Months after Stac’s win in court, an agreement with the DOJ barred Microsoft from bundling products with its operating systems, though it could improve the operating systems with additional features.
Soon, though, a piece of software came along that was so attractive that the folks in Redmond couldn’t avoid copying it. Much like DoubleSpace a few years prior, Internet Explorer was a program integrated into a Microsoft operating system whose main competitor, an innovative startup named Netscape, was sold in stores in a shrink-wrapped form.
Microsoft, unfashionably late to the internet, called IE a feature of Windows 95, not a product. The Department of Justice disagreed with that sentiment. (This led to a much-discussed conflict that you can read about in great detail over here.)
The web browser, of course, became a part of the fabric of our digital lives, but what about drive compression software? Well, as hard drives quickly grew in space and fell in price, the technique fell out of favor. By the time of Windows 95’s release, gigabyte-sized hard drives were already established on the market, and their prices were falling almost as fast as the market was growing. Why compress your disk when you could buy a hard drive that was 50 times the size of the one you bought six years prior?
All of this meant that Stac Electronics, even after some business diversification, wasn’t long for this world. By the late ‘90s, the company had split in two, with its hardware business (and patents) going to a spinoff named Hifn, and its software business being renamed Previo. Neither business is with us in its original form today.
Of course, even if the players don’t live on, the math still works on those algorithms.
And while we’re not in a position where we have to literally double the space of our hard drives anymore, the spirit of Stacker very much lives on in a number of ways.
For example, the open-source gzip compression tool, created in the early ‘90s, also combines Abraham Lempel and Jacob Ziv’s repetition technique with Huffman coding. This technique, essentially the Stacker concept in a file format, is now extremely common on most websites you use as a way of shrinking down the amount of data they use and limiting load times. Every website that uses gzip is kinda like a little Stacker unto itself.

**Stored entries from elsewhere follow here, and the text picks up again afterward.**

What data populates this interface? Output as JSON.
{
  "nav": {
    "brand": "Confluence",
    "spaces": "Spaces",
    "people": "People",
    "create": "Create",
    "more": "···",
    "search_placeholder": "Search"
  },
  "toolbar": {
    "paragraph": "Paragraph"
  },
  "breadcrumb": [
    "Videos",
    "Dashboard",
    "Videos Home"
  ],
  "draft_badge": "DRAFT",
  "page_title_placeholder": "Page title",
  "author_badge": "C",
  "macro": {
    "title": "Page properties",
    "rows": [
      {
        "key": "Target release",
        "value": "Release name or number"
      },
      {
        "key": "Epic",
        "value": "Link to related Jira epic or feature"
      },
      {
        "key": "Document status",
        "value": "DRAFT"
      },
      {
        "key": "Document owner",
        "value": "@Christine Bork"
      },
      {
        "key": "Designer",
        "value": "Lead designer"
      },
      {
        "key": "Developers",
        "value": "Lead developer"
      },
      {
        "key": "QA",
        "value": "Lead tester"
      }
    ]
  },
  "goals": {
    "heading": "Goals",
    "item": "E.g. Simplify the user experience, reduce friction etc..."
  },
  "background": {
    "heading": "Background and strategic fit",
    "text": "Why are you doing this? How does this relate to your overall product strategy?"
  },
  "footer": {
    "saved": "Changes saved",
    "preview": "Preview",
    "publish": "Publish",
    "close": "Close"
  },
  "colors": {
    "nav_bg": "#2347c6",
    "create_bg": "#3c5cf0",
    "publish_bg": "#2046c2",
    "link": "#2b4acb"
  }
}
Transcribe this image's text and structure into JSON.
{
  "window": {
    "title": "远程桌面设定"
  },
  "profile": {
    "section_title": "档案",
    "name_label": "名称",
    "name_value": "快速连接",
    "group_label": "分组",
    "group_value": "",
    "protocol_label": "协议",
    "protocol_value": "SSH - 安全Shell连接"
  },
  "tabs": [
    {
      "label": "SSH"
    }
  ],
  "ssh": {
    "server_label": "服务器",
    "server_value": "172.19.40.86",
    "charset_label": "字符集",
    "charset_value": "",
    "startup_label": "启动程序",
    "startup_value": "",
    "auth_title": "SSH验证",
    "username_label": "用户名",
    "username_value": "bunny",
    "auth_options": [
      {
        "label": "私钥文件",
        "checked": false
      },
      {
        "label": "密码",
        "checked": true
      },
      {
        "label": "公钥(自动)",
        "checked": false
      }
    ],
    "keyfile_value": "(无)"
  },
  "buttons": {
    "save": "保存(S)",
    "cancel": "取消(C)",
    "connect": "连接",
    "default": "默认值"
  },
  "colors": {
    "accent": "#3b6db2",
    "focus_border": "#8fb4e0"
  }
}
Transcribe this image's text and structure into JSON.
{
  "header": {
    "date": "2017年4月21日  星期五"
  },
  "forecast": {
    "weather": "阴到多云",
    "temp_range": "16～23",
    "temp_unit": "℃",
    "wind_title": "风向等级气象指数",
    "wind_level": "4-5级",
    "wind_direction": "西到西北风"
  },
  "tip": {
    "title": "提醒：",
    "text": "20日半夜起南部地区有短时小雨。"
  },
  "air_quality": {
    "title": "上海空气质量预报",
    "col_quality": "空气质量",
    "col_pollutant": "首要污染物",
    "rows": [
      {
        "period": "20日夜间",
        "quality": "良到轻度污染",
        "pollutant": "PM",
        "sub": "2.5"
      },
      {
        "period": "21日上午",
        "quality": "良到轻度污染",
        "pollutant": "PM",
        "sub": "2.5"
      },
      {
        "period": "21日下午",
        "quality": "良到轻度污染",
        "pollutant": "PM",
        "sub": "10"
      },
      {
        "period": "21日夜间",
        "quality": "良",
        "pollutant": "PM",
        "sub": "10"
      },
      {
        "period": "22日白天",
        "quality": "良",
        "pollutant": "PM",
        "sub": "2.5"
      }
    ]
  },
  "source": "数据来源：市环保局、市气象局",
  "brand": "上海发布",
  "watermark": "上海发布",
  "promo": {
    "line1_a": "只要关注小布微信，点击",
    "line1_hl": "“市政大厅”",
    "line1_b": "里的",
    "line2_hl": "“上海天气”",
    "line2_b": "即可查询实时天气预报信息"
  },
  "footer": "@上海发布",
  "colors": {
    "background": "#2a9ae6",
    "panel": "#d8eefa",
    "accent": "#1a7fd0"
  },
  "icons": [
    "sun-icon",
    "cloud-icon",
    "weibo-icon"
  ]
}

Likewise, virtual memory—the idea of offering your computer’s RAM a backup on your hard drive—has benefited greatly from Stac Electronics’ work. In the late ‘90s, upon the release of Windows 95, “RAM doublers,” which effectively combined virtual memory with compression, became a popular kind of utility to for getting the most out of your machine, and one tool of this nature, Helix Software’s Hurricane 2.0, licensed the Stac LZS algorithm.
Later software further improved on virtual memory compression and moved to even better lossless compression algorithms (sometimes, as in the case of macOS, baked directly into the operating system), but LZS was a key stepping stone.
Heck, Microsoft itself uses some impressive voodoo to keep Windows 10’s footprint minimal on your machine.
In its original form, this algorithm impressed the hell out of people. One of those people was legendary technology columnist Walt Mossberg, who highlighted Stacker in his very first tech column for the Wall Street Journal in 1991, a roundup of software tools under $100 that he recommended.
“The process is complex, but you don't have to understand it,” he wrote. “The installation program guides you step by step.”
Maybe we don’t use Stacker in its original form, but its spirit—of the program that does something complex but impressive, while making it look easy—remains alive to this day.
That was one thing Microsoft couldn’t kill.